Прежде чем рассказать о той невероятной истории, которая со мной случилась, я должна представиться. Меня зовут Ванда Маджиевска. Но если вы подумали, что вся эта вереница чудных событий произошла со мной в Польше, то вы ошиблись. Потому что жила я тогда, да и сейчас живу в небольшом городке штата Пенсильвания.
Своим необычным именем я обязана отцу-поляку. Надо сказать, мой папа, Тадеуш Маджиевски, никогда не бывал в Польше, родился и вырос он в Америке. А в Польше, в маленьком городке под названием Бжег, родился его отец, мой дед. Туда однажды занесло ветром судьбы мою бабушку, журналистку Ингу Ривс. Она делала репортаж о каком-то аэродроме, расположенном в то время на территории Бжега. Так они познакомились. Дедушка влюбился настолько сильно, что, не уговорив бабушку остаться в Польше, сам отправился с ней в Америку. И у них появился мой папа, у папы – мама, а у папы с мамой – я.
Папа не захотел отступаться от семейных традиций и назвал меня польским именем Ванда, чему мама активно пыталась воспрепятствовать: мало того что фамилия Маджиевска огромная редкость в Америке, так еще и это странное имя Ванда! Но отец оказался настоящим бойцом и мужественно отстоял мое польское имя. За что я ему до сих пор благодарна: по крайней мере, звучит приятно. Уж куда лучше, чем какая-нибудь Элизабет или Мэри! Мэри Маджиевска – даже думать об этом не хочется!
Итак, я представилась. Значит, теперь могу начать рассказ о тех удивительных событиях, которые никогда бы не произошли со мной, если бы… Но всему свое время…
Проснулась я неожиданно рано. Потянулась, с трудом открыла слипшиеся от сна глаза и увидела…, черный квадрат на сером фоне. Квадрат подрагивал, мерцал на сером экране телевизора, то уменьшаясь, то увеличиваясь. Что это за авангардизм? – подумала я. Хорошенькое зрелище для утреннего пробуждения. Я протерла глаза и снова посмотрела на квадрат, решив, что все еще сплю, а это очередной безумный сон.
Но квадрат не исчезал. Я посмотрела на электронные часы, висящие над кроватью, – было раннее утро. Наверное, опять заснула с включенным телевизором… Еще несколько минут полюбовавшись загадочным квадратом, я нащупала на пульте кнопку выключения.
Если бы удалось поспать еще хотя бы час!

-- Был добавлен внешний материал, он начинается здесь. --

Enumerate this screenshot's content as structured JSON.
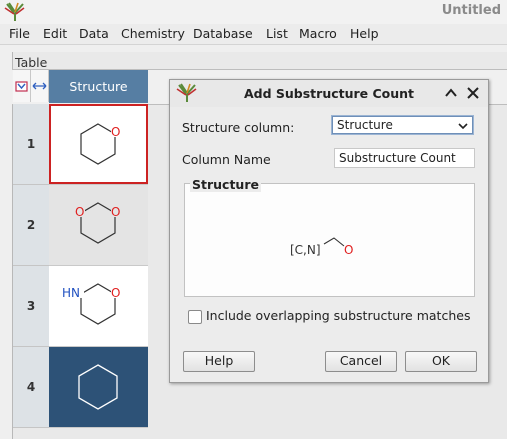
{
  "window": {
    "title": "Untitled"
  },
  "menu": [
    "File",
    "Edit",
    "Data",
    "Chemistry",
    "Database",
    "List",
    "Macro",
    "Help"
  ],
  "table": {
    "caption": "Table",
    "column_header": "Structure",
    "rows": [
      {
        "number": "1",
        "structure": "tetrahydropyran",
        "selected": true
      },
      {
        "number": "2",
        "structure": "1,3-dioxane",
        "selected": false
      },
      {
        "number": "3",
        "structure": "1,3-oxazinane",
        "atom_label_nh": "HN",
        "selected": false
      },
      {
        "number": "4",
        "structure": "cyclohexane",
        "highlighted": true
      }
    ],
    "atom_label_o": "O"
  },
  "dialog": {
    "title": "Add Substructure Count",
    "structure_column_label": "Structure column:",
    "structure_column_value": "Structure",
    "column_name_label": "Column Name",
    "column_name_value": "Substructure Count",
    "structure_group_label": "Structure",
    "query_atom_list": "[C,N]",
    "query_atom_o": "O",
    "overlap_checkbox_label": "Include overlapping substructure matches",
    "overlap_checked": false,
    "help_label": "Help",
    "cancel_label": "Cancel",
    "ok_label": "OK"
  },
  "colors": {
    "header_blue": "#567ea3",
    "selected_row_bg": "#2d5277",
    "selection_border": "#cc2222",
    "oxygen_red": "#e02020",
    "nitrogen_blue": "#2050c0"
  },
  "icons": [
    "app-logo-icon",
    "insert-row-icon",
    "resize-columns-icon",
    "collapse-chevron-icon",
    "close-icon",
    "dropdown-arrow-icon"
  ]
}
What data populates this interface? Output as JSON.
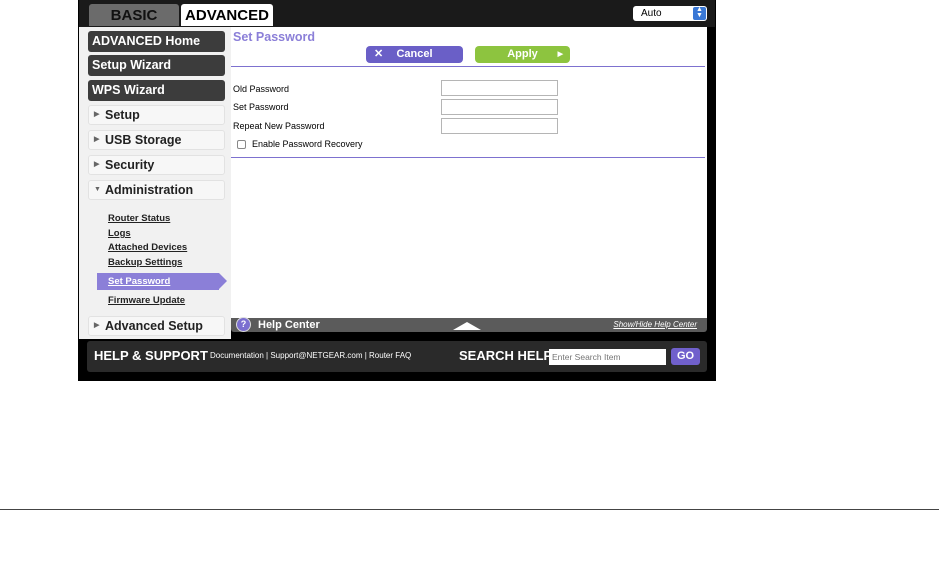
{
  "tabs": {
    "basic": "BASIC",
    "advanced": "ADVANCED"
  },
  "language_select": {
    "value": "Auto"
  },
  "sidebar": {
    "primary": [
      "ADVANCED Home",
      "Setup Wizard",
      "WPS Wizard"
    ],
    "sections": {
      "setup": "Setup",
      "usb_storage": "USB Storage",
      "security": "Security",
      "administration": "Administration",
      "advanced_setup": "Advanced Setup"
    },
    "admin_items": [
      "Router Status",
      "Logs",
      "Attached Devices",
      "Backup Settings",
      "Set Password",
      "Firmware Update"
    ]
  },
  "main": {
    "title": "Set Password",
    "cancel_label": "Cancel",
    "apply_label": "Apply",
    "fields": {
      "old_password": "Old Password",
      "set_password": "Set Password",
      "repeat_password": "Repeat New Password"
    },
    "recovery_label": "Enable Password Recovery"
  },
  "help": {
    "label": "Help Center",
    "toggle": "Show/Hide Help Center"
  },
  "footer": {
    "title": "HELP & SUPPORT",
    "links": [
      "Documentation",
      "Support@NETGEAR.com",
      "Router FAQ"
    ],
    "search_title": "SEARCH HELP",
    "search_placeholder": "Enter Search Item",
    "go_label": "GO"
  },
  "colors": {
    "accent": "#8b7fd8",
    "apply": "#8dc43f",
    "cancel": "#6a5fc7"
  }
}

Но сон, как назло, и не думал возвращаться. В голову лезли неприятные мысли о новой работе, на которую мне предстояло сегодня отправиться в первый раз.
Работа была моей больной мозолью. С тех пор, как я окончила университет и решила найти место в этом огромном мире, вся моя жизнь состояла из сплошной полосы неудач.
Все дело в том, что моя профессия – преподавательница географии в колледже – меня быстро разочаровала. Сейчас я уже не понимаю, чем думала, когда поступала на факультет, связанный с педагогической деятельностью, но тогда мне казалось, что это может быть увлекательным занятием.
К тому же я до дрожи обожала географию, и всякие там розы ветров, параллели и меридианы разве что не снились мне по ночам. Почему-то я была уверена, что, окончив университет, непременно стану путешествовать, объезжу всю планету Земля вдоль и поперек. Но к концу четвертого курса в душу закралось подозрение, что моим грезам не суждено сбыться, а к концу пятого я по-настоящему осознала наивность своих надежд. Так что на работу я вышла уже без всяких иллюзий, но это меня не спасло.
Вместо романтических путешествий по волнам морей и океанов мне пришлось работать со зловредными подростками, которые едва ли знали, чего хотят от жизни, от колледжа и от молоденькой преподавательницы, которая дышит им в пупок. Мало того, выяснилось, что профессия, которую я так жаждала получить, оказалась ужасно неприбыльной. Короче говоря, я уволилась из колледжа, не проработав там и года.
На помощь родителей рассчитывать не приходилось, так как и отец, и мать зарабатывали мало. К тому же у меня было безумное желание снять квартиру и переехать от них, потому что моя громогласная мать постоянно находила предлог для чтения морали своей непутевой дочке.
Вот так и началась черная полоса неудач. Следующее место, куда я попала, – маленький магазин детских игрушек. Платили там сравнительно неплохо, раза в два больше, чем в колледже.
Вроде бы, ничего сложного в работе не было.
Показывать детям игрушки – занятие, не требующее особых энергетических затрат. Однако…
Во-первых, делать это приходилось в течение многих часов, стоя на ногах и периодически наклоняясь к маленьким покупателям. Во-вторых, меня утомил постоянный пересчет товара, пропадавшего каждый день. Вот тебе и детишки, думала я, возвращаясь с работы. Согнутая в три погибели, я напоминала себе самой кривое дерево, росшее неподалеку от дома.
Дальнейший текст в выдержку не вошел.